In Encite LLC v. Soni, et al., Del. Ch., C.A. No. 2476-VCG (Dec. 13, 2011), Plaintiff Encite LLC moved to allow expert testimony, while also requesting that the Court set aside prior rulings by then-Chancellor Chandler, the presiding judicial officer, that precluded Plaintiff’s use of an expert to testify at trial.
Previously, this Court denied Plaintiff’s request to extend an already expired deadline to produce expert testimony, and to allow expert evidence on damages when the expert report submitted was months late. The Court based its prior ruling on the fact that Plaintiff failed to request an extension of the expert deadline until after the deadline had lapsed. To view this blog’s review of the Court’s prior decision, click here.
In Plaintiff’s recent motion, Plaintiff sought to modify the prior decisions of the Court, based on the fact that since the trial date had moved, Defendants would no longer be prejudiced by allowing Plaintiff to submit expert testimony.

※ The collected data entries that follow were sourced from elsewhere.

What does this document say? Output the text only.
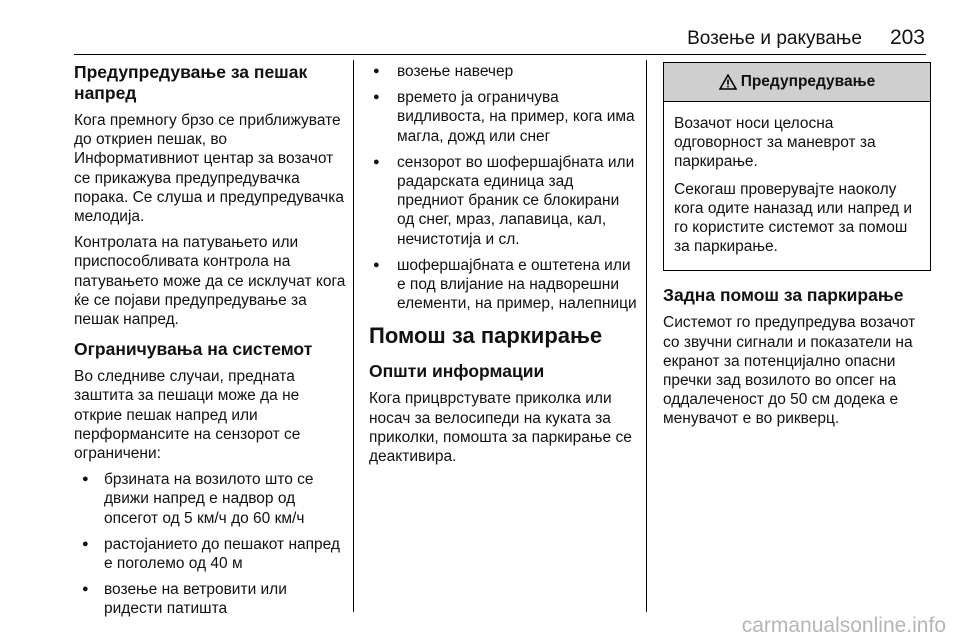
Возење и ракување 203
Предупредување за пешак напред

Кога премногу брзо се приближувате до откриен пешак, во Информативниот центар за возачот се прикажува предупредувачка порака. Се слуша и предупредувачка мелодија.

Контролата на патувањето или приспособливата контрола на патувањето може да се исклучат кога ќе се појави предупредување за пешак напред.

Ограничувања на системот

Во следниве случаи, предната заштита за пешаци може да не открие пешак напред или перформансите на сензорот се ограничени:

● брзината на возилото што се движи напред е надвор од опсегот од 5 км/ч до 60 км/ч
● растојанието до пешакот напред е поголемо од 40 м
● возење на ветровити или ридести патишта
● возење навечер
● времето ја ограничува видливоста, на пример, кога има магла, дожд или снег
● сензорот во шофершајбната или радарската единица зад предниот браник се блокирани од снег, мраз, лапавица, кал, нечистотија и сл.
● шофершајбната е оштетена или е под влијание на надворешни елементи, на пример, налепници
Помош за паркирање
Општи информации

Кога прицврстувате приколка или носач за велосипеди на куката за приколки, помошта за паркирање се деактивира.

Предупредување

Возачот носи целосна одговорност за маневрот за паркирање.

Секогаш проверувајте наоколу кога одите наназад или напред и го користите системот за помош за паркирање.

Задна помош за паркирање

Системот го предупредува возачот со звучни сигнали и показатели на екранот за потенцијално опасни пречки зад возилото во опсег на оддалеченост до 50 см додека е менувачот е во рикверц.

carmanualsonline.info
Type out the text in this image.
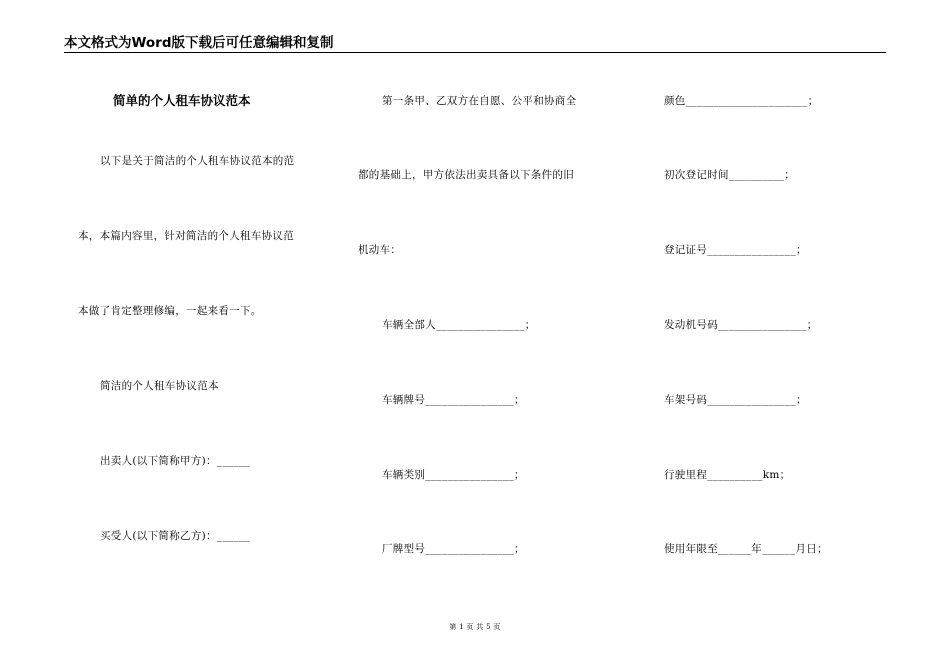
本文格式为Word版下载后可任意编辑和复制
简单的个人租车协议范本
以下是关于简洁的个人租车协议范本的范
本，本篇内容里，针对简洁的个人租车协议范
本做了肯定整理修编，一起来看一下。
简洁的个人租车协议范本
出卖人(以下简称甲方)：______
买受人(以下简称乙方)：______
第一条甲、乙双方在自愿、公平和协商全
都的基础上，甲方依法出卖具备以下条件的旧
机动车：
车辆全部人________________；
车辆牌号________________；
车辆类别________________；
厂牌型号________________；
颜色______________________；
初次登记时间__________；
登记证号________________；
发动机号码________________；
车架号码________________；
行驶里程__________km；
使用年限至______年______月日；
第 1 页 共 5 页
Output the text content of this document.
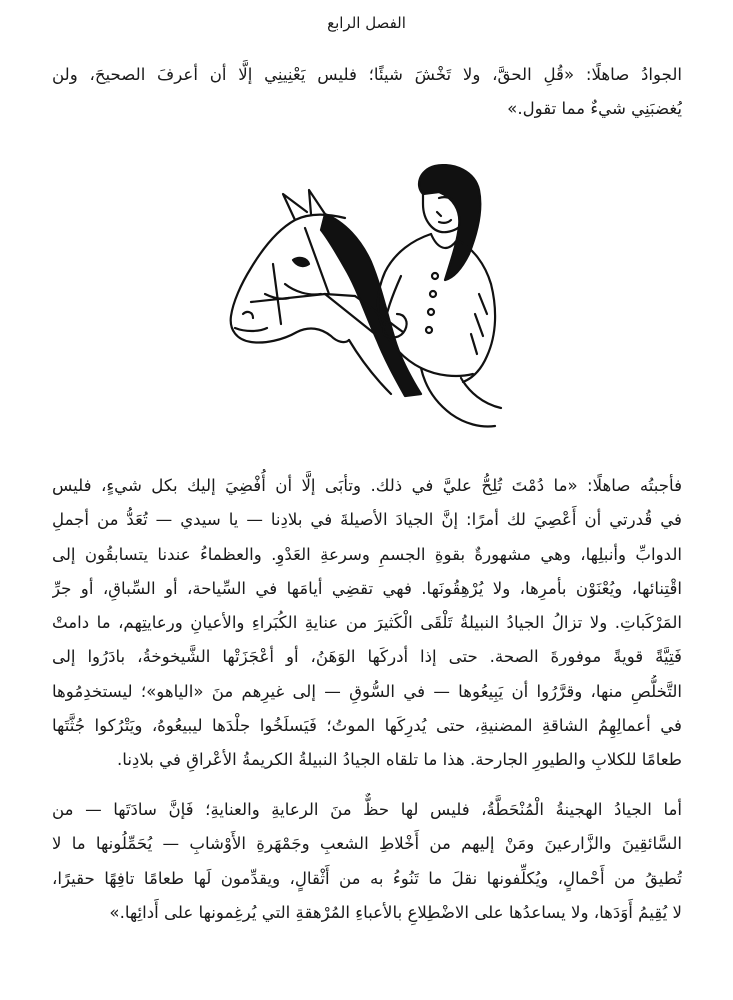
الفصل الرابع
الجوادُ صاهلًا: «قُلِ الحقَّ، ولا تَخْشَ شيئًا؛ فليس يَعْنِينِي إلَّا أن أعرفَ الصحيحَ، ولن
يُغضبَنِي شيءٌ مما تقول.»
فأجبتُه صاهلًا: «ما دُمْتَ تُلِحُّ عليَّ في ذلك. وتأبَى إلَّا أن أُفْضِيَ إليك بكل شيءٍ، فليس
في قُدرتي أن أَعْصِيَ لك أمرًا: إنَّ الجيادَ الأصيلةَ في بلادِنا — يا سيدي — تُعَدُّ من أجملِ
الدوابِّ وأنبلِها، وهي مشهورةٌ بقوةِ الجسمِ وسرعةِ العَدْوِ. والعظماءُ عندنا يتسابقُون إلى
اقْتِنائها، ويُعْنَوْن بأمرِها، ولا يُرْهِقُونَها. فهي تقضِي أيامَها في السِّياحة، أو السِّباقِ، أو جرِّ
المَرْكَباتِ. ولا تزالُ الجيادُ النبيلةُ تَلْقَى الْكَثيرَ من عنايةِ الكُبَراءِ والأعيانِ ورعايتِهم، ما دامتْ
فَتِيَّةً قويةً موفورةَ الصحة. حتى إذا أدركَها الوَهَنُ، أو أعْجَزَتْها الشَّيخوخةُ، بادَرُوا إلى
التَّخلُّصِ منها، وقرَّرُوا أن يَبِيعُوها — في السُّوقِ — إلى غيرِهم منَ «الياهو»؛ ليستخدِمُوها
في أعمالِهِمُ الشاقةِ المضنيةِ، حتى يُدرِكَها الموتُ؛ فَيَسلَخُوا جلْدَها ليبيعُوهُ، ويَتْرُكوا جُثَّتَها
طعامًا للكلابِ والطيورِ الجارحة. هذا ما تلقاه الجيادُ النبيلةُ الكريمةُ الأعْراقِ في بلادِنا.
أما الجيادُ الهجينةُ الْمُنْحَطَّةُ، فليس لها حظٌّ منَ الرعايةِ والعنايةِ؛ فَإنَّ سادَتَها — من
السَّائقِينَ والزَّارعينَ ومَنْ إليهم من أَخْلاطِ الشعبِ وجَمْهَرةِ الأَوْشابِ — يُحَمِّلُونها ما لا
تُطيقُ من أَحْمالٍ، ويُكلِّفونها نقلَ ما تَنُوءُ به من أَثْقالٍ، ويقدِّمون لَها طعامًا تافِهًا حقيرًا،
لا يُقِيمُ أَوَدَها، ولا يساعدُها على الاضْطِلاعِ بالأعباءِ المُرْهقةِ التي يُرغِمونها على أَدائِها.»
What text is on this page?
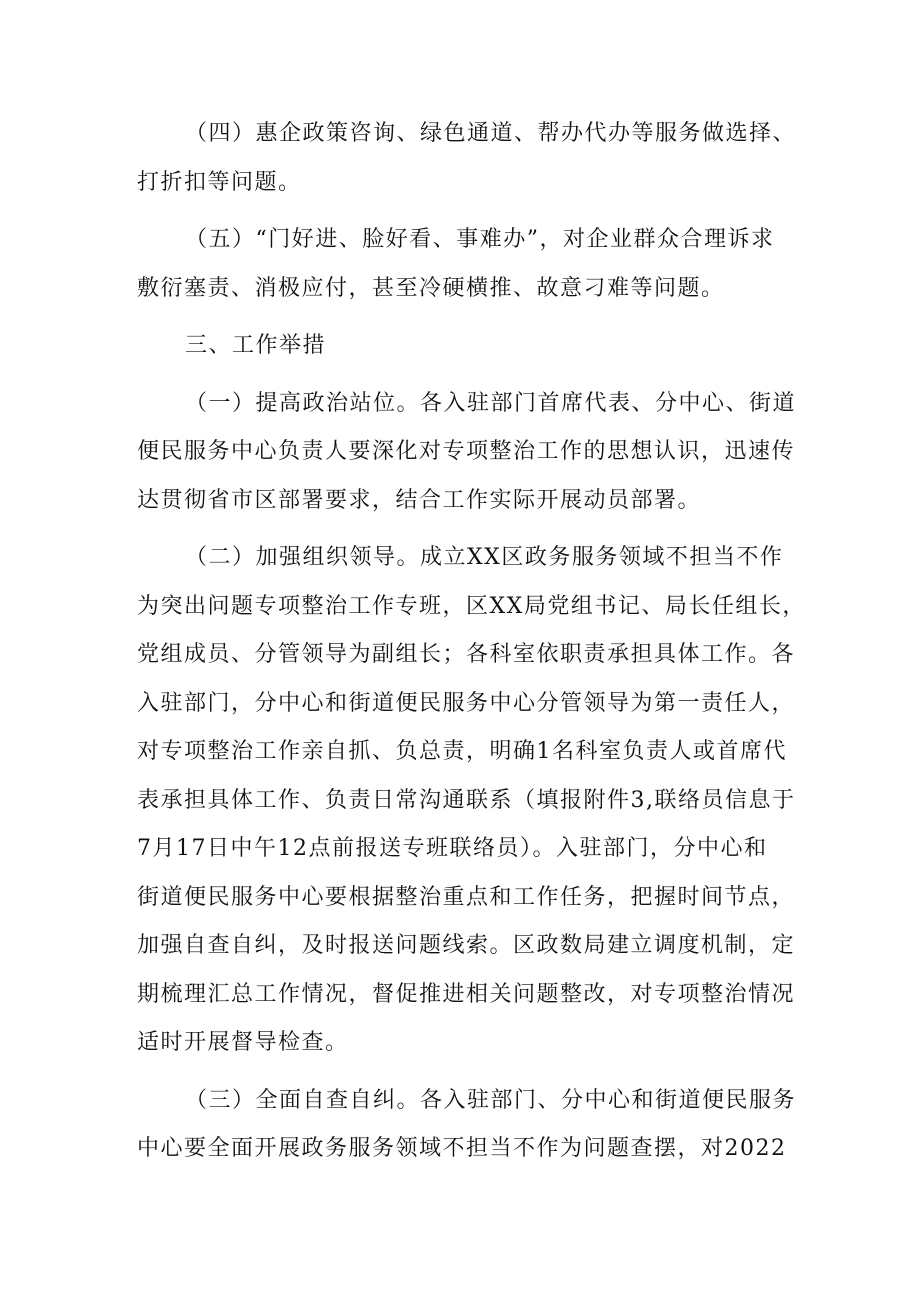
（四）惠企政策咨询、绿色通道、帮办代办等服务做选择、
打折扣等问题。

（五）“门好进、脸好看、事难办”，对企业群众合理诉求
敷衍塞责、消极应付，甚至冷硬横推、故意刁难等问题。

三、工作举措

（一）提高政治站位。各入驻部门首席代表、分中心、街道
便民服务中心负责人要深化对专项整治工作的思想认识，迅速传
达贯彻省市区部署要求，结合工作实际开展动员部署。

（二）加强组织领导。成立XX区政务服务领域不担当不作
为突出问题专项整治工作专班，区XX局党组书记、局长任组长，
党组成员、分管领导为副组长；各科室依职责承担具体工作。各
入驻部门，分中心和街道便民服务中心分管领导为第一责任人，
对专项整治工作亲自抓、负总责，明确1名科室负责人或首席代
表承担具体工作、负责日常沟通联系（填报附件3,联络员信息于
7月17日中午12点前报送专班联络员）。入驻部门，分中心和
街道便民服务中心要根据整治重点和工作任务，把握时间节点，
加强自查自纠，及时报送问题线索。区政数局建立调度机制，定
期梳理汇总工作情况，督促推进相关问题整改，对专项整治情况
适时开展督导检查。

（三）全面自查自纠。各入驻部门、分中心和街道便民服务
中心要全面开展政务服务领域不担当不作为问题查摆，对2022
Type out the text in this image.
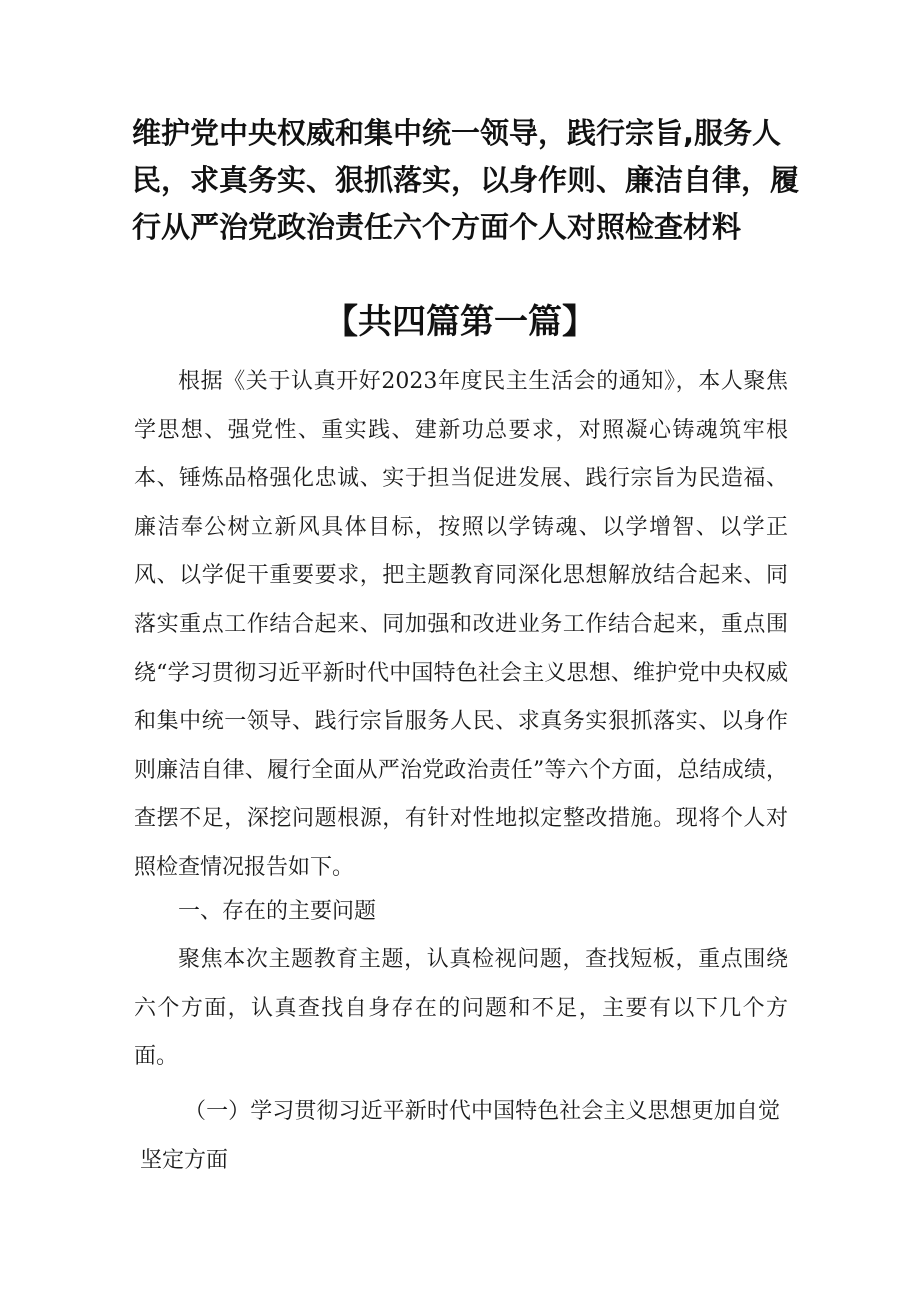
维护党中央权威和集中统一领导，践行宗旨,服务人民，求真务实、狠抓落实，以身作则、廉洁自律，履行从严治党政治责任六个方面个人对照检查材料
【共四篇第一篇】

根据《关于认真开好2023年度民主生活会的通知》，本人聚焦学思想、强党性、重实践、建新功总要求，对照凝心铸魂筑牢根本、锤炼品格强化忠诚、实于担当促进发展、践行宗旨为民造福、廉洁奉公树立新风具体目标，按照以学铸魂、以学增智、以学正风、以学促干重要要求，把主题教育同深化思想解放结合起来、同落实重点工作结合起来、同加强和改进业务工作结合起来，重点围绕“学习贯彻习近平新时代中国特色社会主义思想、维护党中央权威和集中统一领导、践行宗旨服务人民、求真务实狠抓落实、以身作则廉洁自律、履行全面从严治党政治责任”等六个方面，总结成绩，查摆不足，深挖问题根源，有针对性地拟定整改措施。现将个人对照检查情况报告如下。

一、存在的主要问题

聚焦本次主题教育主题，认真检视问题，查找短板，重点围绕六个方面，认真查找自身存在的问题和不足，主要有以下几个方面。

（一）学习贯彻习近平新时代中国特色社会主义思想更加自觉坚定方面
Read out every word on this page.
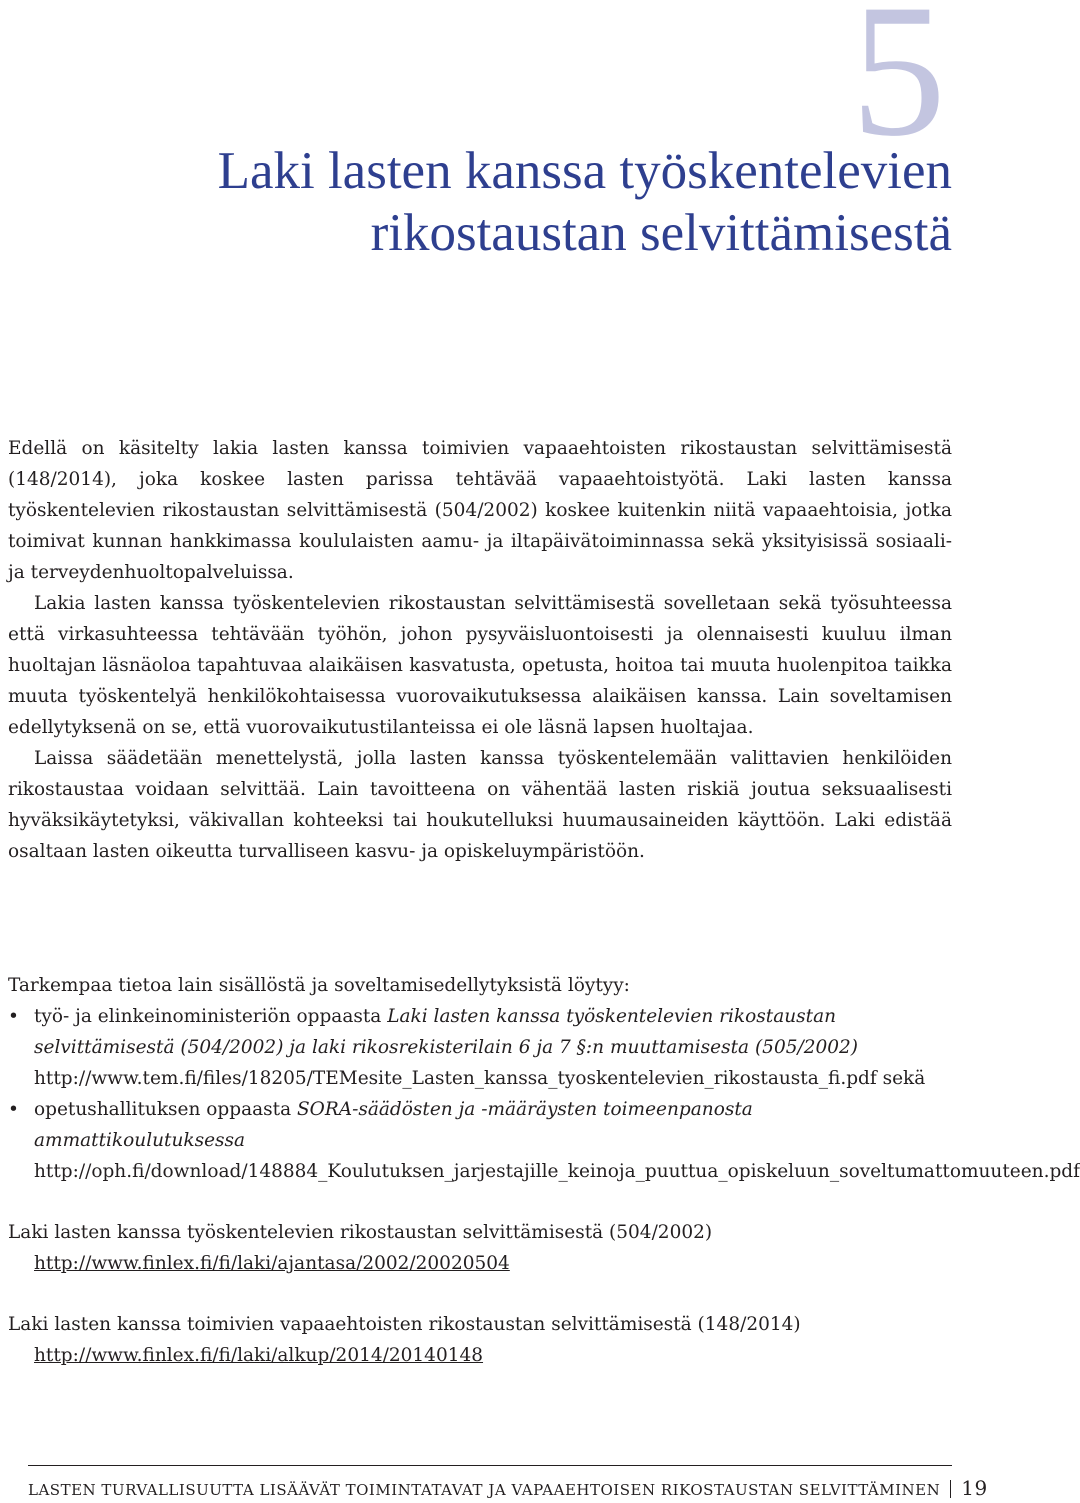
5
Laki lasten kanssa työskentelevien
rikostaustan selvittämisestä

Edellä on käsitelty lakia lasten kanssa toimivien vapaaehtoisten rikostaustan selvittämisestä (148/2014), joka koskee lasten parissa tehtävää vapaaehtoistyötä. Laki lasten kanssa työskentelevien rikostaustan selvittämisestä (504/2002) koskee kuitenkin niitä vapaaehtoisia, jotka toimivat kunnan hankkimassa koululaisten aamu- ja iltapäivätoiminnassa sekä yksityisissä sosiaali- ja terveydenhuoltopalveluissa.

Lakia lasten kanssa työskentelevien rikostaustan selvittämisestä sovelletaan sekä työsuhteessa että virkasuhteessa tehtävään työhön, johon pysyväisluontoisesti ja olennaisesti kuuluu ilman huoltajan läsnäoloa tapahtuvaa alaikäisen kasvatusta, opetusta, hoitoa tai muuta huolenpitoa taikka muuta työskentelyä henkilökohtaisessa vuorovaikutuksessa alaikäisen kanssa. Lain soveltamisen edellytyksenä on se, että vuorovaikutustilanteissa ei ole läsnä lapsen huoltajaa.

Laissa säädetään menettelystä, jolla lasten kanssa työskentelemään valittavien henkilöiden rikostaustaa voidaan selvittää. Lain tavoitteena on vähentää lasten riskiä joutua seksuaalisesti hyväksikäytetyksi, väkivallan kohteeksi tai houkutelluksi huumausaineiden käyttöön. Laki edistää osaltaan lasten oikeutta turvalliseen kasvu- ja opiskeluympäristöön.

Tarkempaa tietoa lain sisällöstä ja soveltamisedellytyksistä löytyy:

• työ- ja elinkeinoministeriön oppaasta Laki lasten kanssa työskentelevien rikostaustan selvittämisestä (504/2002) ja laki rikosrekisterilain 6 ja 7 §:n muuttamisesta (505/2002) http://www.tem.fi/files/18205/TEMesite_Lasten_kanssa_tyoskentelevien_rikostausta_fi.pdf sekä
• opetushallituksen oppaasta SORA-säädösten ja -määräysten toimeenpanosta ammattikoulutuksessa http://oph.fi/download/148884_Koulutuksen_jarjestajille_keinoja_puuttua_opiskeluun_soveltumattomuuteen.pdf
Laki lasten kanssa työskentelevien rikostaustan selvittämisestä (504/2002)
http://www.finlex.fi/fi/laki/ajantasa/2002/20020504
Laki lasten kanssa toimivien vapaaehtoisten rikostaustan selvittämisestä (148/2014)
http://www.finlex.fi/fi/laki/alkup/2014/20140148
LASTEN TURVALLISUUTTA LISÄÄVÄT TOIMINTATAVAT JA VAPAAEHTOISEN RIKOSTAUSTAN SELVITTÄMINEN 19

In this ruling, now-presiding Vice Chancellor Glasscock found that the prior decisions of the Court were the “law of the case”, which are controlling of subsequent litigation of the matter. Exceptions to this doctrine will only be allowed if: “(1) the prior ruling was clearly wrong; (2) there has been an important change of circumstances; or (3) equitable concerns render application of the law of the case doctrine inappropriate.”
The Court found that Plaintiff could not demonstrate that these exceptions existed, and accordingly denied Plaintiff’s motion to allow expert testimony based upon the “law of the case” doctrine.